Personal information
- Full name: Shannon Gibson
- Born: 7 November 1975 (age 50)
- Original team: Northern Knights
- Draft: 23rd overall, 1993 AFL draft
- Height: 183 cm (6 ft 0 in)
- Weight: 77 kg (170 lb)
- Position: Forward

Playing career^{1}
- Years: Club / Games (Goals)
- 1995–97: Hawthorn / 25 (18)
- 1998: Collingwood / 3 (0)
- Total:  / 28 (18)
- ^{1} Playing statistics correct to the end of 1998.

= Shannon Gibson =

Australian rules footballer

Shannon Gibson (born 7 November 1975) is a former Australian rules footballer who played with Hawthorn and Collingwood in the Australian Football League (AFL) during the 1990s.

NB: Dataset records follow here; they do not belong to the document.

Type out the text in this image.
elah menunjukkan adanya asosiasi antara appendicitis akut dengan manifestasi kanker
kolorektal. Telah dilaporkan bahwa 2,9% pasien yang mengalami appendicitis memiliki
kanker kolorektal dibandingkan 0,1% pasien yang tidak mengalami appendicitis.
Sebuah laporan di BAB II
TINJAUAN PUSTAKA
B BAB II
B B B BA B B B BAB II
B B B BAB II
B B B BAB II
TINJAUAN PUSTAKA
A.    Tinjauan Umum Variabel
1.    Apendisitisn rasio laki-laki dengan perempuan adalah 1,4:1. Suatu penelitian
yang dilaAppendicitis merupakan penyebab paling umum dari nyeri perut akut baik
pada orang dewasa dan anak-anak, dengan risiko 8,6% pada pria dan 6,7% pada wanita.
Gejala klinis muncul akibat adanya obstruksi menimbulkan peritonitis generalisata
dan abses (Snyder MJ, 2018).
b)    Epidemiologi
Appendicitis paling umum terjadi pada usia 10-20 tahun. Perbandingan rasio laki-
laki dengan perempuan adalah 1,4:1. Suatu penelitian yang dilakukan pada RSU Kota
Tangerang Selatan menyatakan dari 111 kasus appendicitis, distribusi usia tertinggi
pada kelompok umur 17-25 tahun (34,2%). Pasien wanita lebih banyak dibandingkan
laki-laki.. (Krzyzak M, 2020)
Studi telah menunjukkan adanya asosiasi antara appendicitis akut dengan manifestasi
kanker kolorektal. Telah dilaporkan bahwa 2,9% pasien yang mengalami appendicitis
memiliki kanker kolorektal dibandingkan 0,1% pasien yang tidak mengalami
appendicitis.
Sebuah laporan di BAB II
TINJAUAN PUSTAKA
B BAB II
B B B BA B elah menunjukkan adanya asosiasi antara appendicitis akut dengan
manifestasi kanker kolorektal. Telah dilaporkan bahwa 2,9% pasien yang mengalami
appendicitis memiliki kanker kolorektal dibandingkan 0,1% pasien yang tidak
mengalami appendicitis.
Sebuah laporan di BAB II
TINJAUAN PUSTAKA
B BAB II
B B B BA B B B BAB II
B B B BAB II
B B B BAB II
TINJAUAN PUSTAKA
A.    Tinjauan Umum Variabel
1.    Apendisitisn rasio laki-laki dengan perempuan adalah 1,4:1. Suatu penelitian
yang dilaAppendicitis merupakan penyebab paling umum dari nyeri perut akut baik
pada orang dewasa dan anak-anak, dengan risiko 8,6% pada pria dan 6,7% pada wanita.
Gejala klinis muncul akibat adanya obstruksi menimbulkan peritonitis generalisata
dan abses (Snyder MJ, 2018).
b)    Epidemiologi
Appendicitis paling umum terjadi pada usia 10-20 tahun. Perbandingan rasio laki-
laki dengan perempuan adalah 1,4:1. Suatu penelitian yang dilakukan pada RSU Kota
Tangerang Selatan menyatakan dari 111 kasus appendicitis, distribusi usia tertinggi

Gibson was recruited by Hawthorn with the 23rd pick of the 1993 AFL draft, after earning 'Best on Ground' honours for the Northern Knights in their TAC Cup final win over the Western Jets. He kicked two goals and two behinds on his AFL debut, a win over the previous year's Grand Finalists Geelong at Kardinia Park.

In his three seasons at Hawthorn, Gibson was unable to cement a place in the team but did kick four goals against Geelong in 1997 and three goals in a win over Melbourne a week later. He was traded to Collingwood at the end of the 1997 season, for Paul Sharkey, who did not end up playing a game for Hawthorn. Gibson himself only made three appearances with Collingwood, suffering from a hamstring injury throughout the year.

He returned to Preston once he was delisted and began playing with the Northern Bullants, at the time called the Preston Knights. After topping their goal-kicking in 1999, Gibson was captain of the Bullants from 2000 to 2003.